Most of the systems that I solve have complex-valued functions and, until now, I always separate the real and imaginary part of each equation to solve them in the real domain, i.e., going from a single complex equation to two-coupled real ones. But then I tried to implement the complex problem directly into the system now that I am using Julia (I am new at Julia, but im enjoying it).
In this topic DifferentialEquations.jl error when solving equations with complex variables - Usage - JuliaLang I saw how to implement complex-valued ODE, but what if the system was stiff? Most of time I use solvers like CVODE_BDF, but for complex-valued ODE this warning happens: “MethodError: Cannot convert an object of type Vector{ComplexF64} to an object of type Ptr{Sundials._generic_N_Vector}”
I don’t know if I can do something in my problem description to avoid this error or the solver simple can’t handle this kind of problem. I will try to encompass the idea of my code in the example below (the following system isn’t necessary stiff, its just an example):
function example!(du,u,p,t)
x,y = u
du[1] = dx = y
du[2] = dy = im*x
end
prob = ODEProblem(example!, u₀, Δt) @time sol = solve(prob, CVODE_BDF())

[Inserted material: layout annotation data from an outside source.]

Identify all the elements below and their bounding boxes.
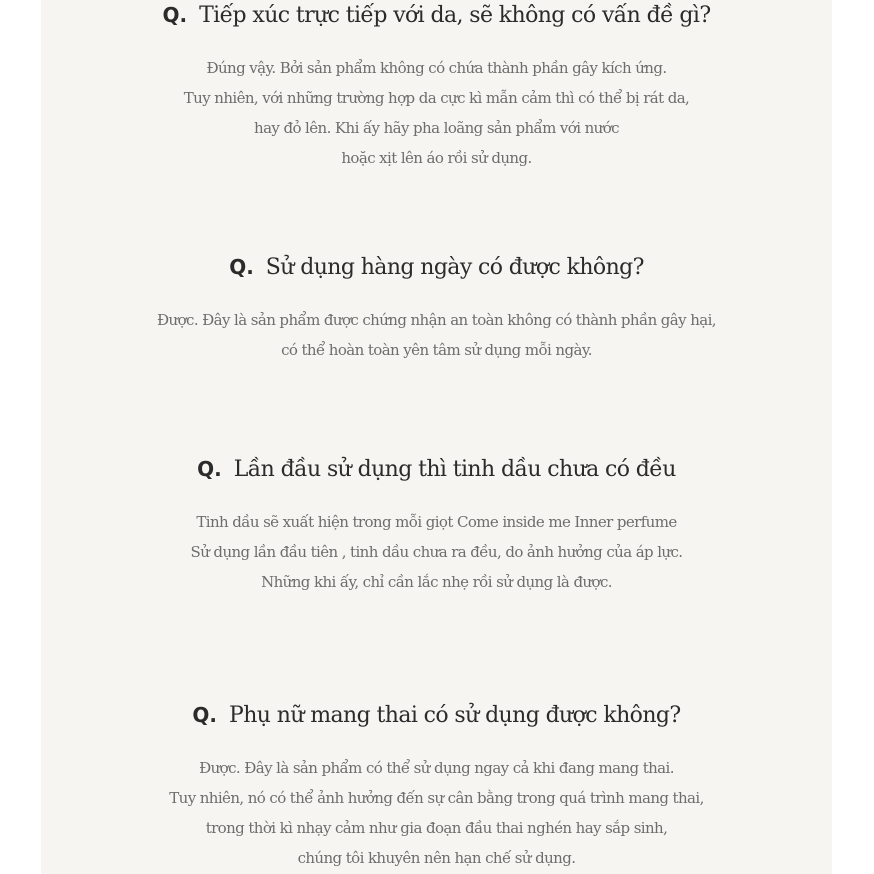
faq-answer	[41, 753, 832, 873]
faq-question	[41, 454, 832, 485]
faq-item	[41, 0, 832, 173]
answer-line: Sử dụng lần đầu tiên , tinh dầu chưa ra đều, do ảnh hưởng của áp lực.	[190, 543, 683, 561]
faq-question	[41, 252, 832, 283]
q-marker: Q.	[162, 3, 188, 27]
faq-item	[41, 700, 832, 873]
faq-item	[41, 454, 832, 597]
answer-line: Tinh dầu sẽ xuất hiện trong mỗi giọt Come inside me Inner perfume	[196, 513, 677, 531]
question-text: Tiếp xúc trực tiếp với da, sẽ không có vấn đề gì?	[199, 3, 711, 28]
answer-line: Tuy nhiên, với những trường hợp da cực kì mẫn cảm thì có thể bị rát da,	[183, 89, 690, 107]
answer-line: hay đỏ lên. Khi ấy hãy pha loãng sản phẩm với nước	[254, 119, 619, 137]
q-marker: Q.	[197, 457, 222, 481]
answer-line: hoặc xịt lên áo rồi sử dụng.	[341, 149, 532, 167]
answer-line: chúng tôi khuyên nên hạn chế sử dụng.	[297, 849, 576, 867]
question-text: Phụ nữ mang thai có sử dụng được không?	[229, 703, 681, 728]
question-text: Sử dụng hàng ngày có được không?	[265, 255, 644, 280]
faq-answer	[41, 305, 832, 365]
answer-line: Được. Đây là sản phẩm được chứng nhận an toàn không có thành phần gây hại,	[157, 311, 716, 329]
q-marker: Q.	[229, 255, 254, 279]
faq-answer	[41, 507, 832, 597]
answer-line: có thể hoàn toàn yên tâm sử dụng mỗi ngày.	[281, 341, 592, 359]
question-text: Lần đầu sử dụng thì tinh dầu chưa có đều	[233, 457, 676, 482]
q-marker: Q.	[192, 703, 218, 727]
faq-item	[41, 252, 832, 365]
answer-line: Được. Đây là sản phẩm có thể sử dụng ngay cả khi đang mang thai.	[199, 759, 674, 777]
faq-answer	[41, 53, 832, 173]
answer-line: Tuy nhiên, nó có thể ảnh hưởng đến sự cân bằng trong quá trình mang thai,	[169, 789, 704, 807]
answer-line: Đúng vậy. Bởi sản phẩm không có chứa thành phần gây kích ứng.	[206, 59, 667, 77]
answer-line: trong thời kì nhạy cảm như gia đoạn đầu thai nghén hay sắp sinh,	[205, 819, 668, 837]
faq-question	[41, 700, 832, 731]
faq-panel	[41, 0, 832, 874]
answer-line: Những khi ấy, chỉ cần lắc nhẹ rồi sử dụng là được.	[261, 573, 612, 591]
faq-question	[41, 0, 832, 31]
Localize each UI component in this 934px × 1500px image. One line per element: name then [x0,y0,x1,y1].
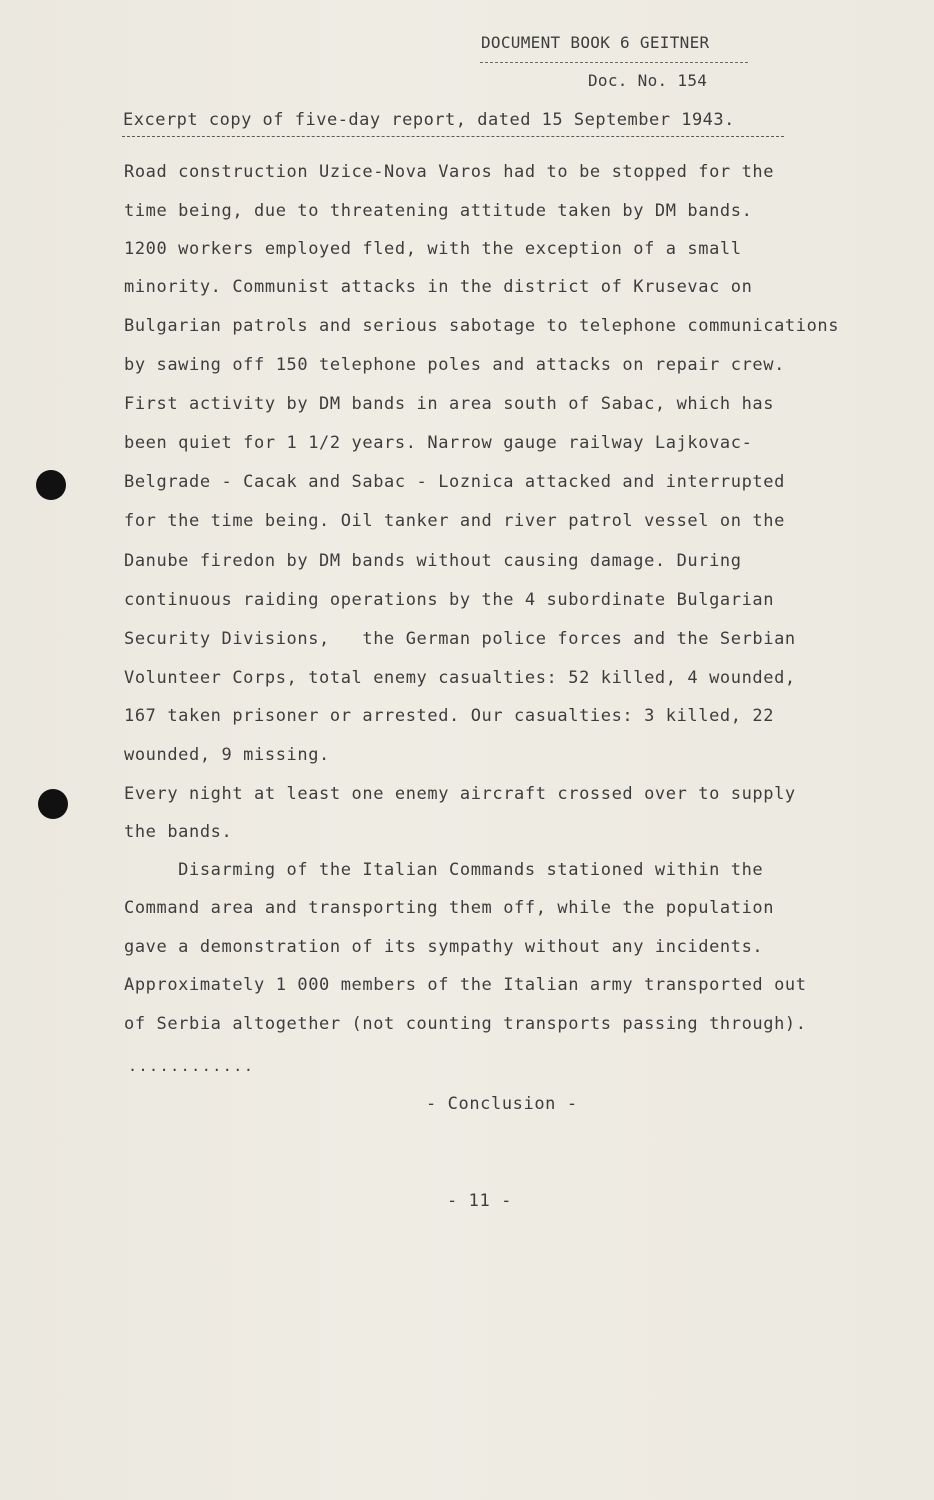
body-line: Command area and transporting them off, while the population [124,898,775,918]
body-line: continuous raiding operations by the 4 subordinate Bulgarian [124,590,775,610]
body-line: of Serbia altogether (not counting transports passing through). [124,1014,807,1034]
body-line: wounded, 9 missing. [124,745,330,765]
body-line: Volunteer Corps, total enemy casualties: 52 killed, 4 wounded, [124,668,796,688]
body-line: the bands. [124,822,233,842]
ellipsis-dots: ............ [128,1057,255,1075]
page-number: - 11 - [447,1191,513,1211]
body-line: gave a demonstration of its sympathy without any incidents. [124,937,764,957]
body-line: 1200 workers employed fled, with the exception of a small [124,239,742,259]
title-underline [122,136,784,137]
conclusion-label: - Conclusion - [426,1094,578,1114]
header-divider [480,62,748,63]
body-line: Disarming of the Italian Commands stationed within the [124,860,764,880]
body-line: time being, due to threatening attitude taken by DM bands. [124,201,753,221]
body-line: Bulgarian patrols and serious sabotage to telephone communications [124,316,840,336]
body-line: Road construction Uzice-Nova Varos had to be stopped for the [124,162,775,182]
body-line: Approximately 1 000 members of the Italian army transported out [124,975,807,995]
body-line: minority. Communist attacks in the district of Krusevac on [124,277,753,297]
body-line: for the time being. Oil tanker and river patrol vessel on the [124,511,785,531]
body-line: Every night at least one enemy aircraft crossed over to supply [124,784,796,804]
body-line: by sawing off 150 telephone poles and attacks on repair crew. [124,355,785,375]
punch-hole [36,470,66,500]
body-line: been quiet for 1 1/2 years. Narrow gauge railway Lajkovac- [124,433,753,453]
body-line: 167 taken prisoner or arrested. Our casualties: 3 killed, 22 [124,706,775,726]
punch-hole [38,789,68,819]
report-title: Excerpt copy of five-day report, dated 15 September 1943. [123,110,735,130]
doc-number: Doc. No. 154 [588,71,708,90]
body-line: Danube firedon by DM bands without causing damage. During [124,551,742,571]
document-book-header: DOCUMENT BOOK 6 GEITNER [481,33,710,52]
body-line: Security Divisions, the German police forces and the Serbian [124,629,796,649]
body-line: First activity by DM bands in area south of Sabac, which has [124,394,775,414]
body-line: Belgrade - Cacak and Sabac - Loznica attacked and interrupted [124,472,785,492]
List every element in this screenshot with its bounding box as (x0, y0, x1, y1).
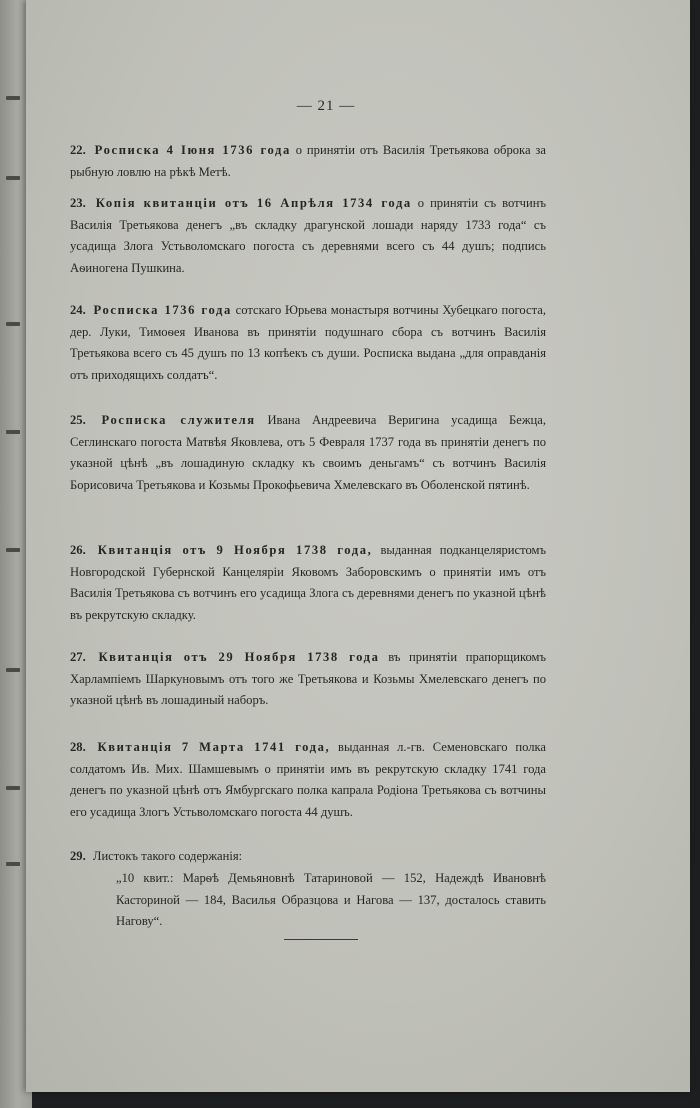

It is the solver that can’t handle this kind of problems or is something that I am doing wrong? How can I solve these kind of problem without always separating in real/imaginary parts ?
Using OrdinaryDiffEq methods is a good alternative.
using DifferentialEquations
function example!(du,u,p,t)
x,y = u
du[1] = dx = y
du[2] = dy = im*x
end
Δt = (0, 10.0)
x₀ = 1.0 + 0im
y₀ = 1.0 + 0im
u₀ = [x₀,y₀]
prob = ODEProblem(example!, u₀, Δt)
@time sol = solve(prob, QNDF(autodiff=false))
@time sol = solve(prob, TRBDF2(autodiff=false))
@time sol = solve(prob, KenCarp47(autodiff=false))
With QNDF now outperforming Sundials CVODE it makes a lot of sense to just use that, since it’s completely compatible with complex numbers (as long as you avoid ForwardDiff.jl).
CVODE doesn’t autodiff. CVODE is a C++ code which only works on Float64 because it’s ahead of time compiled. it’s probably not fixable. (Well, we could split to real and imaginary parts for you, but that would be a mess and I don’t really see the point with OrdinaryDiffEq.jl around. If someone else wants to put the work into it, more power to them.)
QNDF either trades blows with CVODE_BDF or, at lower tolerances, it is a half magnitude below. You see this across all of the benchmarks. Note that BCR is re-running right now as well.
Make sure you’re using last night’s release. It’s a result from the last day.